In response, Reed says companies need to be on top of new rules and can always find ways to increase efficiency.
“You almost have to use (compliance software) because companies today run lean, and this can help you achieve productivity,” she says.
2020 and beyond
As the new year approaches, Noggle says the company will be undergoing major changes planned to cost hundreds of thousands of dollars, on top of the investments she’s made to update the software.
Her long to-do list includes releasing the updated software, promoting a marketing campaign, creating a social media presence, adding on employees and opening a headquarters in both Springfield and Tampa. Noggle currently works from home in Brookline, and Untiedt works out of her Cantle Tech Corp. office.
“We bought a company that needed a lot of upgrades,” Noggle says. “Now that we’ve built something new, we are going to do a lot of sales and marketing work.”
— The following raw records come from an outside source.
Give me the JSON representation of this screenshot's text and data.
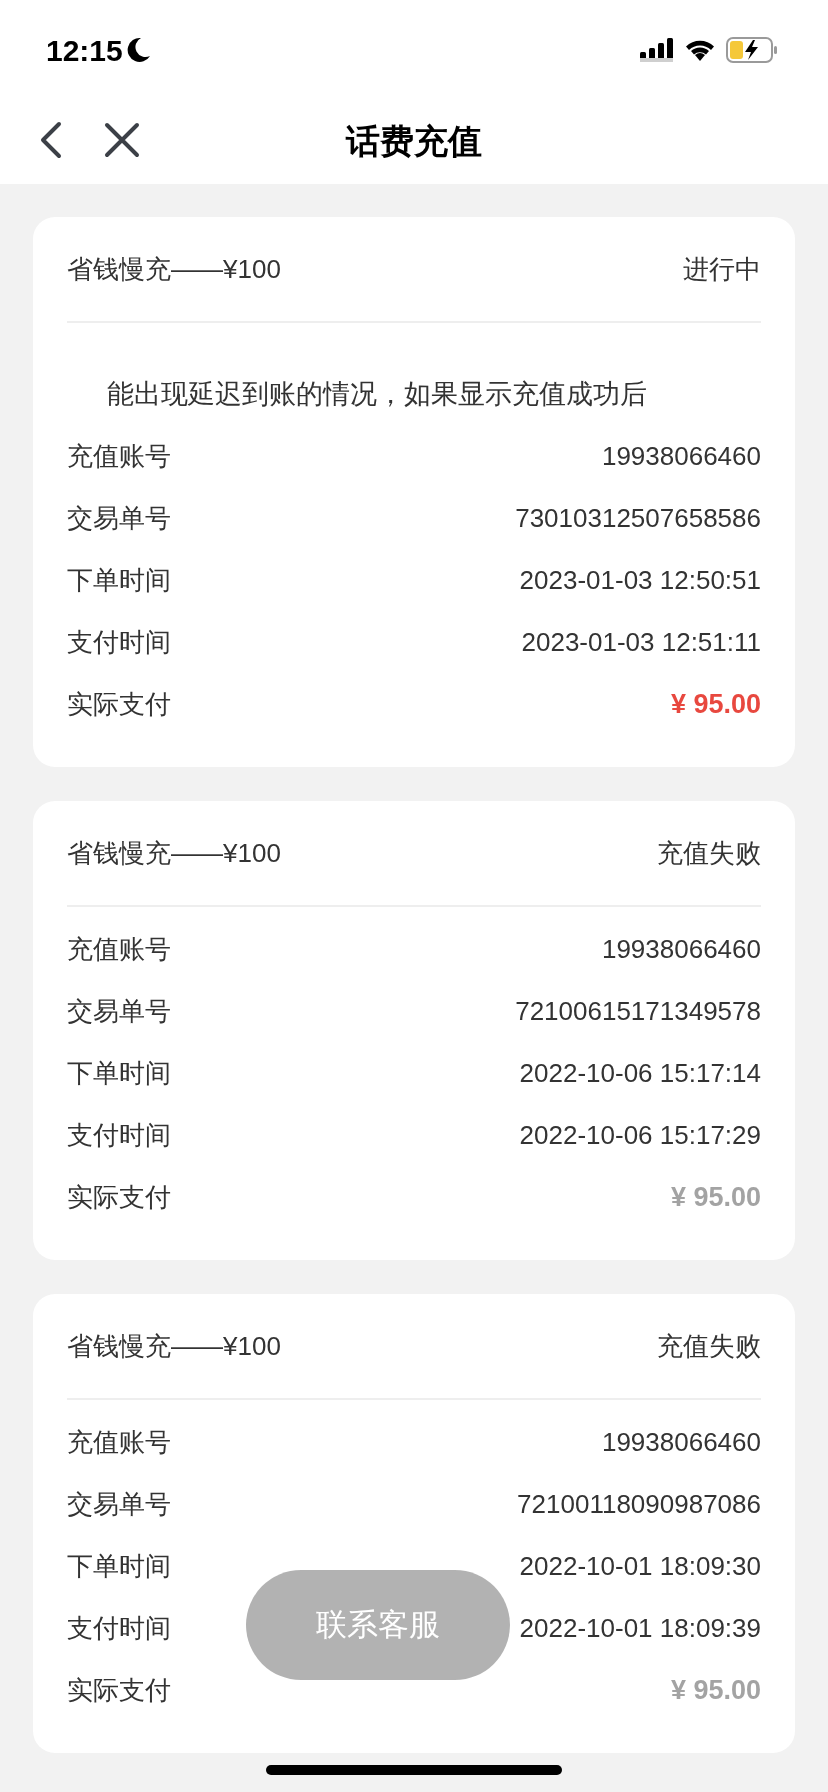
{
  "status_bar": {
    "time": "12:15"
  },
  "nav": {
    "title": "话费充值"
  },
  "orders": [
    {
      "product": "省钱慢充——¥100",
      "status": "进行中",
      "kind": "in_progress",
      "notice": "能出现延迟到账的情况，如果显示充值成功后",
      "fields": [
        {
          "label": "充值账号",
          "value": "19938066460"
        },
        {
          "label": "交易单号",
          "value": "73010312507658586"
        },
        {
          "label": "下单时间",
          "value": "2023-01-03 12:50:51"
        },
        {
          "label": "支付时间",
          "value": "2023-01-03 12:51:11"
        }
      ],
      "paid_label": "实际支付",
      "paid": "¥ 95.00"
    },
    {
      "product": "省钱慢充——¥100",
      "status": "充值失败",
      "kind": "failed",
      "fields": [
        {
          "label": "充值账号",
          "value": "19938066460"
        },
        {
          "label": "交易单号",
          "value": "72100615171349578"
        },
        {
          "label": "下单时间",
          "value": "2022-10-06 15:17:14"
        },
        {
          "label": "支付时间",
          "value": "2022-10-06 15:17:29"
        }
      ],
      "paid_label": "实际支付",
      "paid": "¥ 95.00"
    },
    {
      "product": "省钱慢充——¥100",
      "status": "充值失败",
      "kind": "failed",
      "fields": [
        {
          "label": "充值账号",
          "value": "19938066460"
        },
        {
          "label": "交易单号",
          "value": "72100118090987086"
        },
        {
          "label": "下单时间",
          "value": "2022-10-01 18:09:30"
        },
        {
          "label": "支付时间",
          "value": "2022-10-01 18:09:39"
        }
      ],
      "paid_label": "实际支付",
      "paid": "¥ 95.00"
    }
  ],
  "contact_button": "联系客服"
}
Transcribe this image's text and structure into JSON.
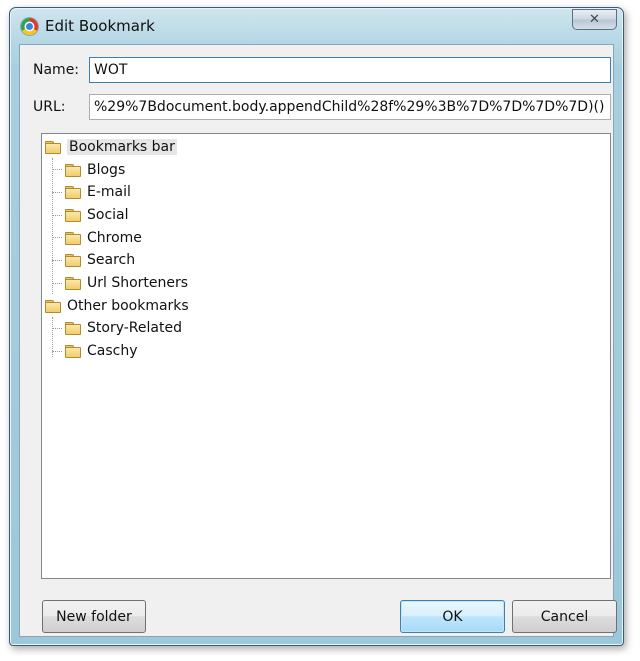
{
  "window": {
    "title": "Edit Bookmark",
    "close_glyph": "✕"
  },
  "form": {
    "name_label": "Name:",
    "name_value": "WOT",
    "url_label": "URL:",
    "url_value": "%29%7Bdocument.body.appendChild%28f%29%3B%7D%7D%7D%7D)()"
  },
  "tree": {
    "root1": {
      "label": "Bookmarks bar",
      "icon": "folder-open-icon"
    },
    "root1_children": [
      "Blogs",
      "E-mail",
      "Social",
      "Chrome",
      "Search",
      "Url Shorteners"
    ],
    "root2": {
      "label": "Other bookmarks",
      "icon": "folder-icon"
    },
    "root2_children": [
      "Story-Related",
      "Caschy"
    ]
  },
  "buttons": {
    "new_folder": "New folder",
    "ok": "OK",
    "cancel": "Cancel"
  },
  "colors": {
    "accent": "#3c7fb1",
    "frame": "#a9cfdf",
    "folder": "#f0cd6e"
  }
}
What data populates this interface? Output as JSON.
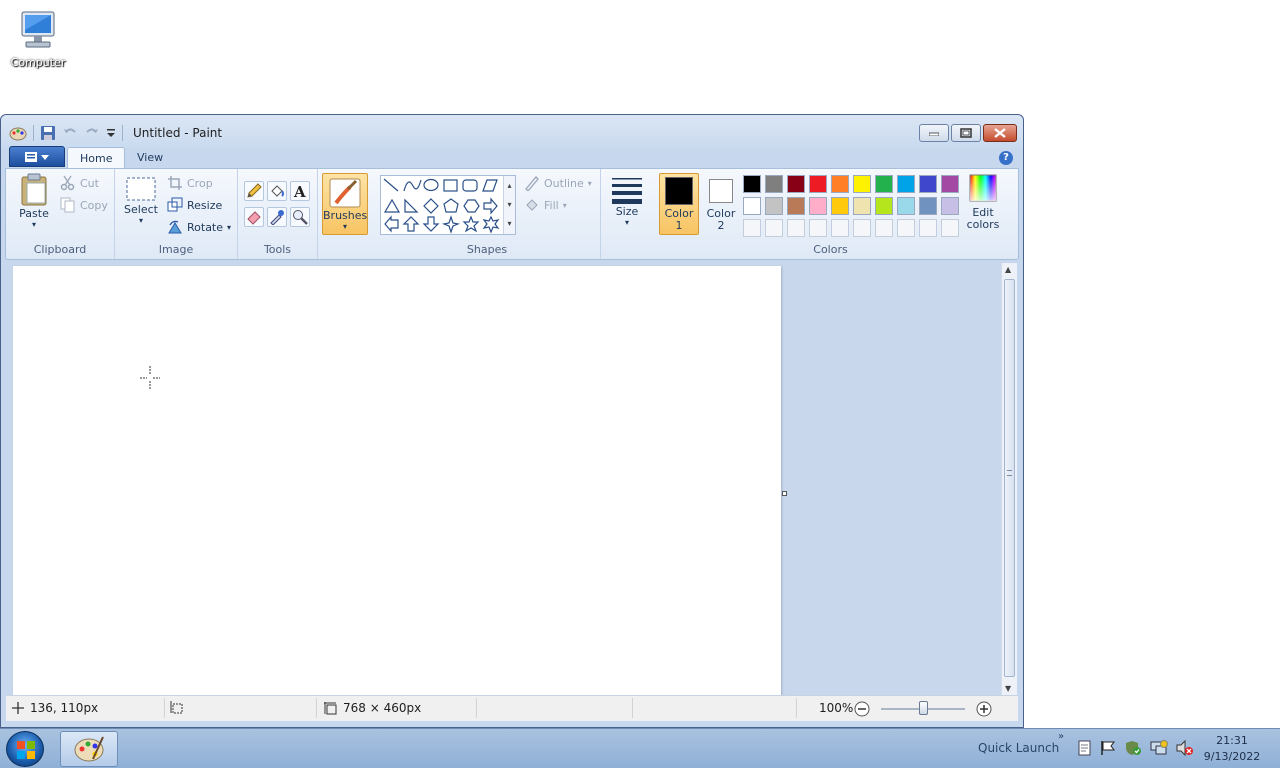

Noggle says she hopes a greater social media presence will attract a wider client base, noting many potential clients are located outside of the United States.
DairiConcepts LP is the company’s only local client, but Noggle wants to expand Midwestern clientele, too. She points to northwest Arkansas as a hub of potential exporting activities.
From Florida, Untiedt says she’ll work on acquiring more manufacturing customers in 2020 to expand Global Wizards’ reach.
“We tend to focus more on the companies who already export, whereas we could do so much more in the industry to assist new exporters if we had a larger pool of manufacturers and freight forwarders in the system,” Untiedt says. “We are there and ready, and we’d like to expand and help these businesses.”